Solving Vehicle Routing Problem Using Genetic Algorithm with MATLAB Implementation

Resource Overview

Implementation of Genetic Algorithm for Vehicle Routing Problem using MATLAB, featuring ready-to-run code with comprehensive optimization and visualization capabilities

Detailed Documentation

Genetic Algorithm is a widely-used optimization technique applicable to various problems including Vehicle Routing Problem (VRP). The MATLAB programming environment provides an efficient platform for implementing genetic algorithms, with executable code that can be directly run to obtain solutions. The algorithm mimics natural evolutionary processes through selection, crossover, and mutation operations to progressively optimize solutions, ultimately finding the optimal vehicle routing configuration.
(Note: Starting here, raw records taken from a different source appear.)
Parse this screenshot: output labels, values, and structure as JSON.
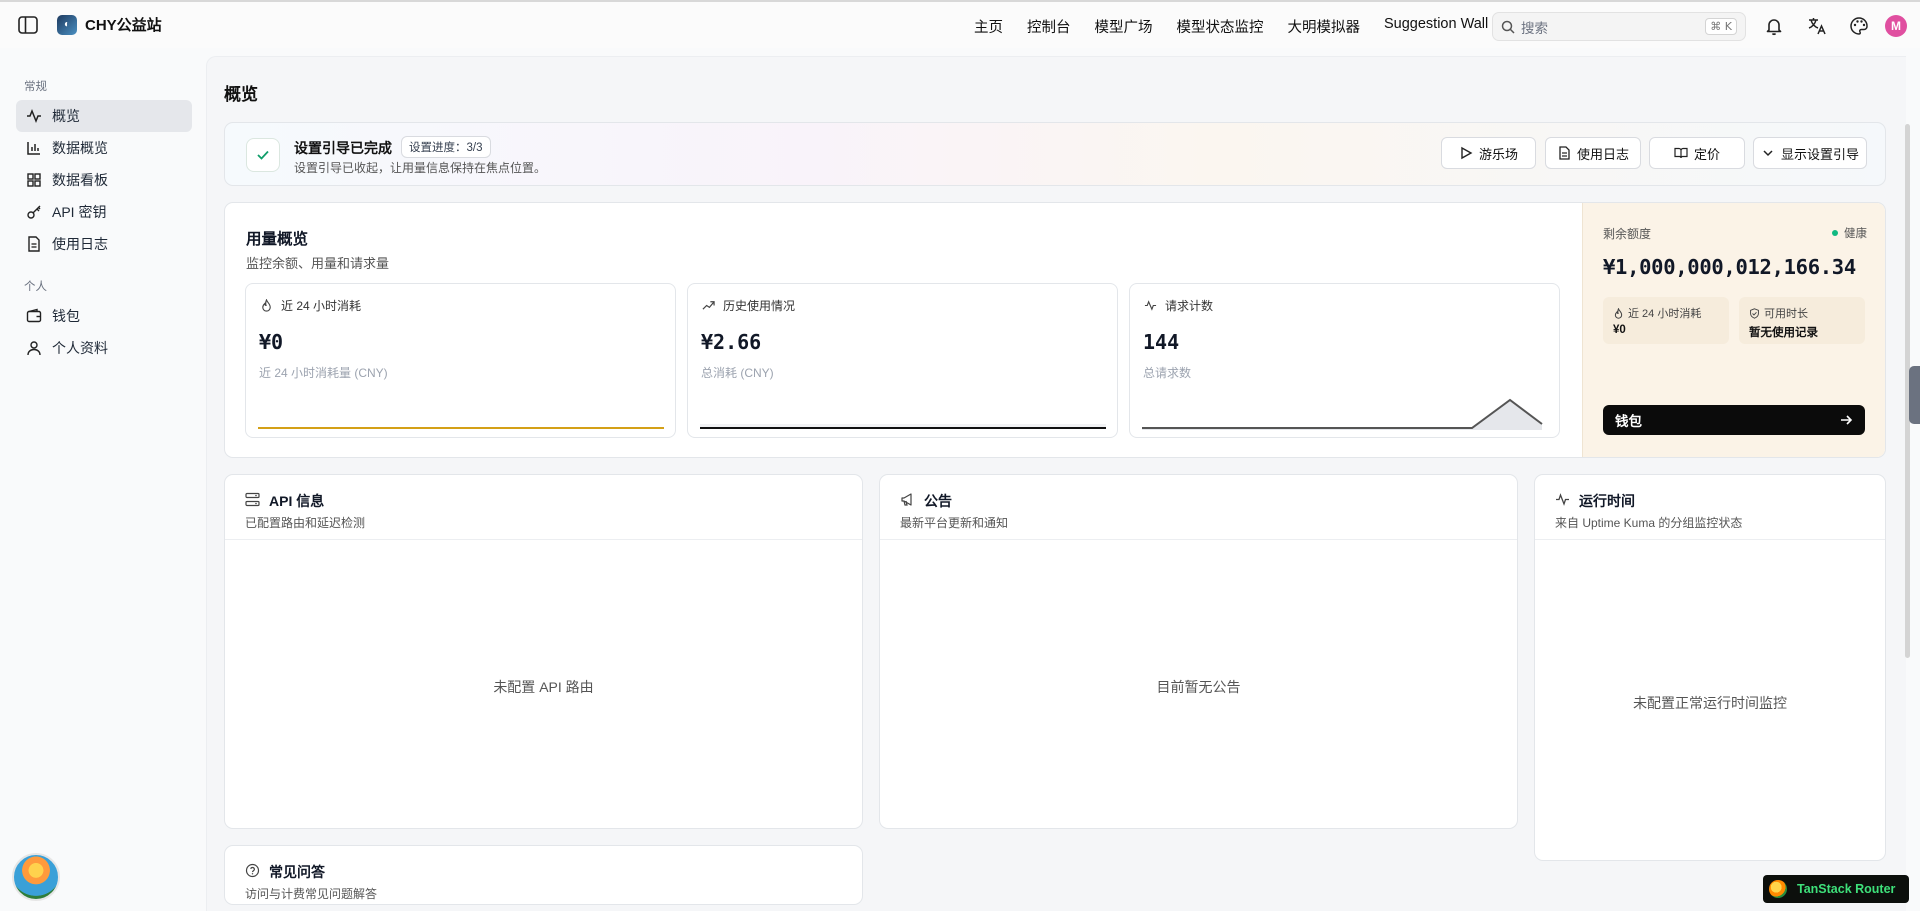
{
  "app": {
    "brand": "CHY公益站"
  },
  "nav": {
    "items": [
      "主页",
      "控制台",
      "模型广场",
      "模型状态监控",
      "大明模拟器",
      "Suggestion Wall"
    ]
  },
  "search": {
    "placeholder": "搜索",
    "shortcut": "⌘ K"
  },
  "user": {
    "avatar_letter": "M"
  },
  "sidebar": {
    "group_general": "常规",
    "group_personal": "个人",
    "general_items": [
      {
        "label": "概览",
        "icon": "activity-icon",
        "active": true
      },
      {
        "label": "数据概览",
        "icon": "bar-chart-icon"
      },
      {
        "label": "数据看板",
        "icon": "dashboard-grid-icon"
      },
      {
        "label": "API 密钥",
        "icon": "key-icon"
      },
      {
        "label": "使用日志",
        "icon": "file-text-icon"
      }
    ],
    "personal_items": [
      {
        "label": "钱包",
        "icon": "wallet-icon"
      },
      {
        "label": "个人资料",
        "icon": "user-icon"
      }
    ]
  },
  "page": {
    "title": "概览"
  },
  "guide": {
    "title": "设置引导已完成",
    "progress": "设置进度：3/3",
    "subtitle": "设置引导已收起，让用量信息保持在焦点位置。",
    "buttons": {
      "playground": "游乐场",
      "logs": "使用日志",
      "pricing": "定价",
      "show_guide": "显示设置引导"
    }
  },
  "usage": {
    "title": "用量概览",
    "subtitle": "监控余额、用量和请求量",
    "metrics": [
      {
        "label": "近 24 小时消耗",
        "value": "¥0",
        "desc": "近 24 小时消耗量 (CNY)",
        "color": "#d4a017"
      },
      {
        "label": "历史使用情况",
        "value": "¥2.66",
        "desc": "总消耗 (CNY)",
        "color": "#111111"
      },
      {
        "label": "请求计数",
        "value": "144",
        "desc": "总请求数",
        "color": "#555555"
      }
    ],
    "balance": {
      "label": "剩余额度",
      "status": "健康",
      "value": "¥1,000,000,012,166.34",
      "mini": [
        {
          "label": "近 24 小时消耗",
          "value": "¥0"
        },
        {
          "label": "可用时长",
          "value": "暂无使用记录"
        }
      ],
      "wallet_button": "钱包"
    }
  },
  "cards": {
    "api": {
      "title": "API 信息",
      "subtitle": "已配置路由和延迟检测",
      "empty": "未配置 API 路由"
    },
    "notice": {
      "title": "公告",
      "subtitle": "最新平台更新和通知",
      "empty": "目前暂无公告"
    },
    "uptime": {
      "title": "运行时间",
      "subtitle": "来自 Uptime Kuma 的分组监控状态",
      "empty": "未配置正常运行时间监控"
    },
    "faq": {
      "title": "常见问答",
      "subtitle": "访问与计费常见问题解答"
    }
  },
  "devtools": {
    "label": "TanStack Router"
  }
}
Key implementation aspects include: chromosome encoding using path representation, fitness calculation based on total distance traveled, tournament selection for parent selection, ordered crossover for route recombination, and swap mutation for local improvements. The MATLAB code typically utilizes built-in functions for population initialization, while custom functions handle route evaluation and constraint management (capacity, time windows). The algorithm iteratively improves solutions through generations, with convergence criteria based on maximum iterations or solution stability.

Practical implementation features include visualization tools for tracking route evolution, parameter tuning interfaces for mutation/crossover rates, and performance metrics reporting for solution quality assessment. The code structure allows for easy adaptation to different VRP variants such as capacitated VRP or VRP with time windows.